Pourquoi être parti en Russie ?
Dominique Bayvet. Passionné de violon, je me suis inscrit au conservatoire Tchaïkovski, à Moscou. C'était il y a vingt ans. Je venais de créer, en France, un cabinet de conseil en marketing, BV Conseil Marketing. J'ai décidé de m'implanter en Russie, afin de lier l'utile à l'agréable. Je suis resté à Moscou sept ans. De 1993 à 2005, j'ai réalisé diverses missions à Saint-Petersbourg, dans le secteur agro-alimentaire. Et en 2005, j'ai monté une société russe, MSSP. Nous faisons du conseil en stratégie financière et des études de marché pour des industriels russes qui cherchent à s'implanter.
Les affaires sont beaucoup plus florissantes en Russie qu'en France." |
Pour quelles raisons préférez-vous travailler en Russie ?

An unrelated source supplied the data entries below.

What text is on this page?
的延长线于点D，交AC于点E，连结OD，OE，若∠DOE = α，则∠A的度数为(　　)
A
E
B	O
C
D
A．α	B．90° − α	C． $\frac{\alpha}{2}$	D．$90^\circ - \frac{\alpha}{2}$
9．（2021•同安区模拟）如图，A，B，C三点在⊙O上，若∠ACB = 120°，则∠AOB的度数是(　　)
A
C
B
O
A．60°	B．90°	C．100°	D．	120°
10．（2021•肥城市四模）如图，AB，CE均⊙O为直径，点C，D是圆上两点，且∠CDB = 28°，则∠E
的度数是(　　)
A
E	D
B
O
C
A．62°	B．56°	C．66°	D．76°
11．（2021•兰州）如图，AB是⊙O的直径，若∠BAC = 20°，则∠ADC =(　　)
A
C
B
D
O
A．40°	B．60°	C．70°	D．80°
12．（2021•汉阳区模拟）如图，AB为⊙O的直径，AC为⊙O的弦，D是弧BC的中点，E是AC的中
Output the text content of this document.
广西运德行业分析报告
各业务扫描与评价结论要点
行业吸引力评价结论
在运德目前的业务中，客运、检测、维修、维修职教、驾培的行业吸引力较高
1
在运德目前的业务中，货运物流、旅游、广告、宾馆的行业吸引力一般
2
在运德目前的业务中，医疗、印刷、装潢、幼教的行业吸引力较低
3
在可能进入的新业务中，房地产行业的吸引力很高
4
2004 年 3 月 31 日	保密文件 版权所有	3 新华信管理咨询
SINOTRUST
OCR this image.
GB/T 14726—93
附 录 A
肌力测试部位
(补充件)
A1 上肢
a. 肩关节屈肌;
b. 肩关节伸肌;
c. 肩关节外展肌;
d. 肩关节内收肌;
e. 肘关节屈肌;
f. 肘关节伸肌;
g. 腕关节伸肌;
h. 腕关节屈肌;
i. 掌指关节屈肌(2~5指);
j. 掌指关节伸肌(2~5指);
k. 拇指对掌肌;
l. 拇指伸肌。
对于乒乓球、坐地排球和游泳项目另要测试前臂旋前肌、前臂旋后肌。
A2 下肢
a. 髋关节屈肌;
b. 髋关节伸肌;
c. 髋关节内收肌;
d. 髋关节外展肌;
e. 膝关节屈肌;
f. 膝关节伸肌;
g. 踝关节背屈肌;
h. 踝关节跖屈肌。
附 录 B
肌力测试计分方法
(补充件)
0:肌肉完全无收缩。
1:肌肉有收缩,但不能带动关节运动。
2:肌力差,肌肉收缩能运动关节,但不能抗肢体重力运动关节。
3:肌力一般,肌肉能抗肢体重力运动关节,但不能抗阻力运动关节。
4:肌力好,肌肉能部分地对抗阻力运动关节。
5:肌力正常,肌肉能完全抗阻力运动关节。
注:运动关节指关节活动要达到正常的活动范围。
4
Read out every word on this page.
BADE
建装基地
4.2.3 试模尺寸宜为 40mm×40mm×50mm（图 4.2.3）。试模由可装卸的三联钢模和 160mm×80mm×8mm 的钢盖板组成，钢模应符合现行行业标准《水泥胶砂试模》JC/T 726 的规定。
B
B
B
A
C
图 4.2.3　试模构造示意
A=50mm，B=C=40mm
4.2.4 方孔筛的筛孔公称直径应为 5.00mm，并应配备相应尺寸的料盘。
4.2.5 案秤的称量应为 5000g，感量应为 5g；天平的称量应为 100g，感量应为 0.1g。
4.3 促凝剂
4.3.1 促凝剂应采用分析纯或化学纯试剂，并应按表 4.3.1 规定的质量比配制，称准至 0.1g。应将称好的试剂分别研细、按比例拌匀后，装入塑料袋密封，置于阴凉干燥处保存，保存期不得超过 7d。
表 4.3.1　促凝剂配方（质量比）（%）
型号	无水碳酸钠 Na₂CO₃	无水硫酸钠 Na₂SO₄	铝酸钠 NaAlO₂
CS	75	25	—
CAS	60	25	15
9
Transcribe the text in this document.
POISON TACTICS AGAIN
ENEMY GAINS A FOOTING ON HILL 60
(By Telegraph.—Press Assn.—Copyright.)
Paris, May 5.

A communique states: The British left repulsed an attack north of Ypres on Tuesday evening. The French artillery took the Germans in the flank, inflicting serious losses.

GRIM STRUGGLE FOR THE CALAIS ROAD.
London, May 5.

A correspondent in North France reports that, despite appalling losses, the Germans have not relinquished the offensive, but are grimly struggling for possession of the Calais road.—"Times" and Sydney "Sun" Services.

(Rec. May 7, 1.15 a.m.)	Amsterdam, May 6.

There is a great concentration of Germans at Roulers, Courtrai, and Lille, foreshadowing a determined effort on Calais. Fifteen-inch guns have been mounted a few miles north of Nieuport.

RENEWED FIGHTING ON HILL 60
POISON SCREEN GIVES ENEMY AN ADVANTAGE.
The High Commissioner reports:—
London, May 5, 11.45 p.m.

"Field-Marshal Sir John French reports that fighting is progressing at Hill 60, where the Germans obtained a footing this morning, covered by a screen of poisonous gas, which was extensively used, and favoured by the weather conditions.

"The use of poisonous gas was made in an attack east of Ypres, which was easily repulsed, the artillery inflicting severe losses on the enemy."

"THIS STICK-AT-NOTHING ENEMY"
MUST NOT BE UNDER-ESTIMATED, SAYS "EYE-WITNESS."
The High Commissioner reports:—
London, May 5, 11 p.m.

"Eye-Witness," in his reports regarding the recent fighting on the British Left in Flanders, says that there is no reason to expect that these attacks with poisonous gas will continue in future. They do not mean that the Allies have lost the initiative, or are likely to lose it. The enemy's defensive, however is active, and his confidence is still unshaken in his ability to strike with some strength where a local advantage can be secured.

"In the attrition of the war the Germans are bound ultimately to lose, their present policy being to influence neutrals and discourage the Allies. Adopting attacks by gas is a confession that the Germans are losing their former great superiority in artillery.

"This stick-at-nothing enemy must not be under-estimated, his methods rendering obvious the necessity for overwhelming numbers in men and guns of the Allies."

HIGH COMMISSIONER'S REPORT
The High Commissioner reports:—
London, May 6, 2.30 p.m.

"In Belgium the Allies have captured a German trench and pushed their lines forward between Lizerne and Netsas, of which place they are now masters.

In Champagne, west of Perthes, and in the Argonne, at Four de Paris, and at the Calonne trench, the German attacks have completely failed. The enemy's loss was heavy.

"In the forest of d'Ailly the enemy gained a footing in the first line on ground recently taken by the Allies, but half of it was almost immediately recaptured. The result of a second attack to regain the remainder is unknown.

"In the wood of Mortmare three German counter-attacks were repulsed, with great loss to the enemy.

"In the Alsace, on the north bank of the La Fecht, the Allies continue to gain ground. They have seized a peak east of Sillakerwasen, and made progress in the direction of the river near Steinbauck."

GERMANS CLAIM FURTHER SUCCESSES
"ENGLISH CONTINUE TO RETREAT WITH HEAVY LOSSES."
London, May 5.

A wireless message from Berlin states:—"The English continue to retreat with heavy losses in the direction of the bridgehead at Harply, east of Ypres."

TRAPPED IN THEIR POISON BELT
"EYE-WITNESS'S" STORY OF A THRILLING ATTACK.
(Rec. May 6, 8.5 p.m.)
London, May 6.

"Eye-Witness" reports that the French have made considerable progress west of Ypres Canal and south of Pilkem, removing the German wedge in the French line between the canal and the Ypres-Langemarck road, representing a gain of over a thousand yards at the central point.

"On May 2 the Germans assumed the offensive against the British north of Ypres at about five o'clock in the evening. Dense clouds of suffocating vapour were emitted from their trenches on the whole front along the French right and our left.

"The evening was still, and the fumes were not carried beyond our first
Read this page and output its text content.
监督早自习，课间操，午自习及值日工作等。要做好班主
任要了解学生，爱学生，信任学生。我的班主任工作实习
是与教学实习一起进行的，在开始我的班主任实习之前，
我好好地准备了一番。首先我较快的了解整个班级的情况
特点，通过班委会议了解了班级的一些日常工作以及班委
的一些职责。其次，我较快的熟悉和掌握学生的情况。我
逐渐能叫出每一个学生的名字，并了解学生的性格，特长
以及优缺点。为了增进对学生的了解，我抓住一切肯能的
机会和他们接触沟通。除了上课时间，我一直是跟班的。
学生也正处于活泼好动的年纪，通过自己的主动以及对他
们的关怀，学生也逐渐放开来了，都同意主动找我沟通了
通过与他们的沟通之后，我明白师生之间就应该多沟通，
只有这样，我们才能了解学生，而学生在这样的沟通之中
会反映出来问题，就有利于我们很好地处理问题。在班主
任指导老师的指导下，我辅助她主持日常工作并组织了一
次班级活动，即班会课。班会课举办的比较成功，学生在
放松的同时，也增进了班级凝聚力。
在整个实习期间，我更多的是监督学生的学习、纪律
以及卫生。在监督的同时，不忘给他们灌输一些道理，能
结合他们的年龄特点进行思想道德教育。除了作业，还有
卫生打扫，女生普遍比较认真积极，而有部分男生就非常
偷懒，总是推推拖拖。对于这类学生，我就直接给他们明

Les affaires y sont beaucoup plus florissantes qu'en France. J'apprécie aussi la liberté dont on dispose - notamment administrative - par rapport à la France, où tout me semble interdit. En Russie, existe aussi une notion de service qu'on n'a pas en Europe. Impossible, en France, de trouver des magasins ouverts 24 heures sur 24 ! Et cette culture du service s'étend, en Russie, à l'ensemble du monde du travail. Enfin, de la Russie, on imagine toujours la mafia et les files d'attentes interminables, comme en 1991-1992. Mais même s'il existe toujours d'énormes difficultés, l'économie se porte beaucoup mieux.
Comment se passent les relations de travail avec les Russes ?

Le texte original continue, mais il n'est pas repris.